Es el caso de Fray Antonio de Montesinos quien, según asegura Fray Bartolomé de las Casas en su Historia de las Indias llegó a la Española con ganas de jarana. No desperdiciaba ocasión de reprender a aquellos españoles que se habían olvidado bien pronto de su papel en América y estaban obsesionados con enriquecerse a cualquier precio: “¿Con qué autoridad habéis hecho tan detestables guerras a estas gentes que estaban en sus tierras mansas y pacíficas? ¿Cómo los tenéis tan opresos y fatigados, sin darles de comer ni curarlos en sus enfermedades, que de los excesivos trabajos que les dais incurren y se os mueren, y por mejor decir, los matáis, por sacar y adquirir oro cada día?”

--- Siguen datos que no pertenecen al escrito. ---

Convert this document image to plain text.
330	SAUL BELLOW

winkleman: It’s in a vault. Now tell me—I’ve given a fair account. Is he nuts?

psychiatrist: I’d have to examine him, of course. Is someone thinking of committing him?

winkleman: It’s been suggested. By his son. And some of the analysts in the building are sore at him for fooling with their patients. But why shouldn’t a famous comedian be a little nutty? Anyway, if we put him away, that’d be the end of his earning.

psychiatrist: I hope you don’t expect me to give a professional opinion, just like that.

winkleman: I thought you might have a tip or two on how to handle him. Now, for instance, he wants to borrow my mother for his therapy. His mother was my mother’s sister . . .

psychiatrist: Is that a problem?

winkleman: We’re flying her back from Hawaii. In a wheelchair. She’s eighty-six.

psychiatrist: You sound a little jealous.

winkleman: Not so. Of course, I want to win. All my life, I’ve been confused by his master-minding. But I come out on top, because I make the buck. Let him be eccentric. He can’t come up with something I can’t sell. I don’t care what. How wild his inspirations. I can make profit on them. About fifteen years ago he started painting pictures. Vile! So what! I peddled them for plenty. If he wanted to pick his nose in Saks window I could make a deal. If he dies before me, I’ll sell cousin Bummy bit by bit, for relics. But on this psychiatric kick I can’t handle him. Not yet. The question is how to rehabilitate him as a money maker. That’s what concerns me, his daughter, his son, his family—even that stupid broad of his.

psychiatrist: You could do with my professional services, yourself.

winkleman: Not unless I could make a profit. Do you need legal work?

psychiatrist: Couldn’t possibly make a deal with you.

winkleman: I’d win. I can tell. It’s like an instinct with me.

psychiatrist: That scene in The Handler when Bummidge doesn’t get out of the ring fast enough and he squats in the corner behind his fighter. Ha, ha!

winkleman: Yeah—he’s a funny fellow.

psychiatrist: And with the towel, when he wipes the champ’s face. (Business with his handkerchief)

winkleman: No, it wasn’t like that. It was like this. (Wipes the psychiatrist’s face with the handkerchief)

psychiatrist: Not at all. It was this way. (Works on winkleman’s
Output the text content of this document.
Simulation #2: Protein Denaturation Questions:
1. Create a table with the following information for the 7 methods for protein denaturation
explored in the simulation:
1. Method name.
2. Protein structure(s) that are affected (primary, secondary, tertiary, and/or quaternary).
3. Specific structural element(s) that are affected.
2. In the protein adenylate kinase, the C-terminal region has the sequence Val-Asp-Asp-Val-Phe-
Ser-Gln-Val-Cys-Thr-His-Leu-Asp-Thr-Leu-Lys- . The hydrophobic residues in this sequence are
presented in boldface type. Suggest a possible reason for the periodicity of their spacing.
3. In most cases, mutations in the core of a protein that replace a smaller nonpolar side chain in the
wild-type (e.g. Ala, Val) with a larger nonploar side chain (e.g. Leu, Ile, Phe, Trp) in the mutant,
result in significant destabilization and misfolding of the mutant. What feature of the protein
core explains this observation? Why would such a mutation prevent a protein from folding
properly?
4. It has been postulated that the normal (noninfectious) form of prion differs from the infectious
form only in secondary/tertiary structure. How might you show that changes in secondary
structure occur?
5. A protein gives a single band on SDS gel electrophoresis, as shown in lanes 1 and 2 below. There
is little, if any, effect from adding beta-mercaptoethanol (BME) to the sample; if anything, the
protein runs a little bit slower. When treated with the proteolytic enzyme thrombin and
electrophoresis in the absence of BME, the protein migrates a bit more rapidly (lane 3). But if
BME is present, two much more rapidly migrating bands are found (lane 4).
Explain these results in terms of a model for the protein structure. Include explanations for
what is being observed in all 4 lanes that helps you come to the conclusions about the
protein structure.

Mientras Montesinos cantaba las cuarenta, aunque su voz clamara en el desierto, quienes quedaban más cerca de la Corte se las ingeniaban para usar conceptos gongorinos por aquello de no molestar y hablaban lenguaje culterano para no ser entendidos del todo. El mejor ejemplo de estos frailes es Hortensio Paravicino -ministro provincial de la orden trinitaria en Castilla-, a quien retrató el Greco con cara de pocos amigos y cabellera alborotada, como si se acabara de despertar de una pesadilla. Contra las voces conceptistas de los paravicinos clamó el Padre Isla, quien se inventó un personaje, Fray Gerundio de Campazas, cuyas necedades obligaron a su autor a contar –para justificar las contradicciones de la alambicada mente del de Zotes- la célebre anécdota del maestro de música ateniense que intentando explicar cómo debía cantarse reunió a las voces más ramplonas y ratoneras de la ciudad y las puso a interpretar un horrendo tema en medio del cual se volvió hacia sus alumnos diciendo: “Hijos míos, con que no lo hagáis como éstos, ya cantaréis bien”.
Los españoles decimos que una cosa es predicar y otra dar trigo, pero no lo decimos porque desconfiemos de lo que hay detrás de las palabras sino porque sabemos que esas palabras estarán siempre más hinchadas que nuestra bolsa, diezmada y triste con tanto gravamen y tanta pechería. También nos suele advertir el refranero que “a Dios rogando y con el mazo dando” pero eso no significa que el orador sagrado nos deba agredir con un mazo si no rezamos, sino que responde más bien a la anécdota que le sucedió a San Bernardo con un carretero, al que recomendó que rogara a Dios en vez de blasfemar si quería arreglar su carro, pero, eso sí, sin olvidarse de darle al mazo para arreglar la rueda mientras rezaba.
Escrito por Joaquín Díaz para la edición nº 21 de VD, jun-jul 2021.